2018.03.30

●いっしょに探してください●

本日もお立ち寄りありがとうございます。

 迷子の捜索願のお手紙が届きましたので、ご紹介させていただきます。

 深刻な持病をかかえている子の様ですので、一日も早く飼い主さんのもとに帰れるように、ご協力をお願いいたします。

 武蔵境から12月31日にいなくなりました。

 名前:すもも
 犬種:シバ系のミックス
 性別:避妊手術済の女の子
 年齢:6歳
 体重:7.5kg
 
 マイクロチップID:392143000265046

 慢性膵炎・膵外分泌不全の治療中

 外貌は写真のとおりです。

 いただいた情報だと、失踪からすでに3ヶ月経過しておりますので、どなたかに保護されているのだと思います。

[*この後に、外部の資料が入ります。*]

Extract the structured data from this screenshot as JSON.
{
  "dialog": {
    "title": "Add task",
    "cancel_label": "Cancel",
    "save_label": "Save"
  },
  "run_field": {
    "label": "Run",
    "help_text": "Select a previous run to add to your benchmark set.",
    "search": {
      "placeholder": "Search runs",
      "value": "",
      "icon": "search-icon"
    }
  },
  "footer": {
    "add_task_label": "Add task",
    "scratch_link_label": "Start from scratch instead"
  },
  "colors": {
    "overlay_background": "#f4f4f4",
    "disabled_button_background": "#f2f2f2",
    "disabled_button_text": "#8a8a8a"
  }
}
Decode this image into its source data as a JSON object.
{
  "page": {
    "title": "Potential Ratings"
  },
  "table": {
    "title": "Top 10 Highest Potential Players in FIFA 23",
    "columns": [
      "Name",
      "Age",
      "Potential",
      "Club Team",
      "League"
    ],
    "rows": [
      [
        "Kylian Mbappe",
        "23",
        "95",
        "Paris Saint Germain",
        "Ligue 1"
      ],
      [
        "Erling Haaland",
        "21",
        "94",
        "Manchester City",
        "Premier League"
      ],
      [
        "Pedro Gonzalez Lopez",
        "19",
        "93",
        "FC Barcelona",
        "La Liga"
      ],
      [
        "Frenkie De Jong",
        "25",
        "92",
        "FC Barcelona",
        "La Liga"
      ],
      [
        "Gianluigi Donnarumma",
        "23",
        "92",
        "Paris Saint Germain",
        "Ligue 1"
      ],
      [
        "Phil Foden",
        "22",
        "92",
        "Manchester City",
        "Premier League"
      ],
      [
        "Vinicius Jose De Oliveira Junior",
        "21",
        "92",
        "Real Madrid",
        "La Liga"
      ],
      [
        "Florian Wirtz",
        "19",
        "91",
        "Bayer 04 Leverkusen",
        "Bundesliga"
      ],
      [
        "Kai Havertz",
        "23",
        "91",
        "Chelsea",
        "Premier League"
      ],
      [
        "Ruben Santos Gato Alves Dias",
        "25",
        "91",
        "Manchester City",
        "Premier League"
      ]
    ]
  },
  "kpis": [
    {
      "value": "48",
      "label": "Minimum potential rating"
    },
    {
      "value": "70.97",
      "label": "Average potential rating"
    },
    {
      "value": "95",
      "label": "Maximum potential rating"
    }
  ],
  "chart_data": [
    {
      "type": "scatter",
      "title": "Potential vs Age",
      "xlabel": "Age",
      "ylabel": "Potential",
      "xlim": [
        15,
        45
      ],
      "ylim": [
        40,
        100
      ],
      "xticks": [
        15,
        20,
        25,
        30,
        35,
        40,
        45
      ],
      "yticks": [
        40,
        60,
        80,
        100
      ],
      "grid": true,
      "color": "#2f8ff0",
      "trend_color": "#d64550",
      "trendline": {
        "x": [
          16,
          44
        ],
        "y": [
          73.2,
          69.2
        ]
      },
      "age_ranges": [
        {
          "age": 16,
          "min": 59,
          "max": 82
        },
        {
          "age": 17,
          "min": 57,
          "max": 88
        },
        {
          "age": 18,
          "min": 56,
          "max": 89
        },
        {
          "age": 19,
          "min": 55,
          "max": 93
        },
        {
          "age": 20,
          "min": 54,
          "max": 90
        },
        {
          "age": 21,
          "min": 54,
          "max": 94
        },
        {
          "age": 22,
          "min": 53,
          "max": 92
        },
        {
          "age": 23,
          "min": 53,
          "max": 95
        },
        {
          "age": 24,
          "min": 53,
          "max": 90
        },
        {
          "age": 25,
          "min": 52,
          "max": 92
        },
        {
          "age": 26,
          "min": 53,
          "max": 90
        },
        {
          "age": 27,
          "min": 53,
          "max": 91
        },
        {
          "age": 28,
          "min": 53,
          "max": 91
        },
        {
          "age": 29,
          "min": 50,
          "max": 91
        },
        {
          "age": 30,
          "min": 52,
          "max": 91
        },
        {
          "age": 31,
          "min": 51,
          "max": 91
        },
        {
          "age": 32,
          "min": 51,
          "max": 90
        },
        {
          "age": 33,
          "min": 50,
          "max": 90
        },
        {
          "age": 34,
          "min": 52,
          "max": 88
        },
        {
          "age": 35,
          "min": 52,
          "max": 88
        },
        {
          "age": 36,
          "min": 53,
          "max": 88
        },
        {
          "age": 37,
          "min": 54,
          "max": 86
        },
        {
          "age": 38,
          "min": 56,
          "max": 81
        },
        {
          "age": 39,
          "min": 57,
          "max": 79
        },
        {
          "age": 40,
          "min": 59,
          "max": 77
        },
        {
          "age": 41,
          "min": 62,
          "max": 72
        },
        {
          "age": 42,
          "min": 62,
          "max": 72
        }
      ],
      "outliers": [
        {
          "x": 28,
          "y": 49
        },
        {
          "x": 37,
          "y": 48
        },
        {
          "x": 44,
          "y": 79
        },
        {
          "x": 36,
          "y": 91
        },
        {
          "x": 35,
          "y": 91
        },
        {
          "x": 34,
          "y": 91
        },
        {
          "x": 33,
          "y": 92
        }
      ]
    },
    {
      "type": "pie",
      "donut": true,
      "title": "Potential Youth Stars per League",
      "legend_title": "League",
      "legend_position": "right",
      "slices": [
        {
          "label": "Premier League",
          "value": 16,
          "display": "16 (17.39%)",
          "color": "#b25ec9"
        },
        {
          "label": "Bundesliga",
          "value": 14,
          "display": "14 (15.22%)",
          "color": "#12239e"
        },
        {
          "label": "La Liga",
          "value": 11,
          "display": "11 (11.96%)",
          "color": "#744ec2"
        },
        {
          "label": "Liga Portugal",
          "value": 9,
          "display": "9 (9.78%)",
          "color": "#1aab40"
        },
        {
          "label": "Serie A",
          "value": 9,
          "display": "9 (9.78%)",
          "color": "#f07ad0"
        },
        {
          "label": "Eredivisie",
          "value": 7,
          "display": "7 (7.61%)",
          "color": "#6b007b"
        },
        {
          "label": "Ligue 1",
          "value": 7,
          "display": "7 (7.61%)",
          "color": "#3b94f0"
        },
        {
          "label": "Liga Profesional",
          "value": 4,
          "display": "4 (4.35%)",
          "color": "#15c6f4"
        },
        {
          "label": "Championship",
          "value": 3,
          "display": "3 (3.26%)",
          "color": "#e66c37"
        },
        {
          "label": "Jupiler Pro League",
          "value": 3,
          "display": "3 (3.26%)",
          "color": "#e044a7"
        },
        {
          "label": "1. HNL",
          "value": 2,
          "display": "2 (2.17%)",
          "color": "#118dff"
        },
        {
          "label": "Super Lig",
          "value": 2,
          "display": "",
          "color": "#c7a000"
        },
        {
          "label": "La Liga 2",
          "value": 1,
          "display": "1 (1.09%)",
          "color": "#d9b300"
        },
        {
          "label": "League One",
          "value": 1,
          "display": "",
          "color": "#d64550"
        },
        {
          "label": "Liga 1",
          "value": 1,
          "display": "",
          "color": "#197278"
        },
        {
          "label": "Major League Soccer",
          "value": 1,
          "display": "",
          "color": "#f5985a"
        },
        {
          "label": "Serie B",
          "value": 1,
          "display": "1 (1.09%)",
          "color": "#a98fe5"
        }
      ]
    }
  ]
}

 飼い主さんは、近隣の動物病院に、迷子情報を配布なさっていますので、保護された方が動物病院に通院したら、見つかるようになっています。

 ということは、この子はまだ動物病院に連れていかれていないようです。

 慢性膵炎は、毎日の投薬が必要で、悪化すると命にかかわる事態になりますので、心配です。

 マイクロチップまで入れてもらってるのに、どうして見つからないのか。

 善意が善意として結果を出せるように、動物を保護した場合は、正しい対応をしなければなりません。

 迷子の動物を保護したら、保護地最寄りの警察署の会計課に行き、逸失物として届け出なくてはいけません。

 これが一番最初にすべきことです。ツイッターとかフェイスブックに情報をアップするよりも大事なことです。

 その上で、一時預かりのボランティアを引き受けて、飼い主さんが現れるのを待つのです。
 
 同時に、都の動物愛護相談センターにも連絡をいれ、情報を共有してもらいます。 いわゆる保健所と呼ばれていたセクションであり、かつては殺処分が行われていたところです。

 
「保健所」 では、いちはやくマイクロチップを読み取りますので、いっそ「保健所」につれていかれたほうが早く飼い主さんのところにもどれるという皮肉な話になりかねません。

 どこにも届け出ないで預かっていては、飼い主さんと出会える可能性はゼロになってしまいます。

 以前、勤めていた病院で、犬を拾ってきた人に、「そのままもらっちゃいなよ 届け出なんてしてもどうせ飼い主は出てこない捨て犬だよ」というアドバイスがなされ、その場で避妊手術されてしまったキャバリアを見たことがあります。

 まぁ 動物の専門家である獣医にそう言われたら、そんなもんかなと思いますよね。

 ただし、この犬は、千葉で拾って、車で多摩地域に連れ帰った犬なので、この犬は一生飼い主さんに巡り合えないことになってしまいます。

 捨て犬だと決めつけるのは、届け出から3ヶ月たってなお飼い主が現れなかった時点でも遅くはありません。

 あとでこっそり、拾った場所の最寄りの警察署に逸失物の届け出だけはしておくように耳打ちしましたが、その後どうなったかはわかりません。

 このキャバリアの事例は、ものすごく厳密に言ったら逸失物横領と器物損壊と犯罪教唆ってことになるんだと思いますが、当人たちは、すっかり美談に盛り上がってました。

 泣きながら探している飼い主さんの身にもなれと思いますが、意外とこういう闇から闇のケース(しかも善意)があるので、正しい対処方法を知っておくことが大事です。

 みなさんの最寄りに、届け出が重要だとは知らずにスモモちゃんをあずかってる方がいたら、ぜひご一報ください。

 知らずに保護していた事を説明すれば、もちろん逸失物横領なんかにはなりませんし、普通に感謝されますのでご安心を。


  以上。三鷹・吉祥寺のペットドクター いのかしら公園動物病院の石橋でした。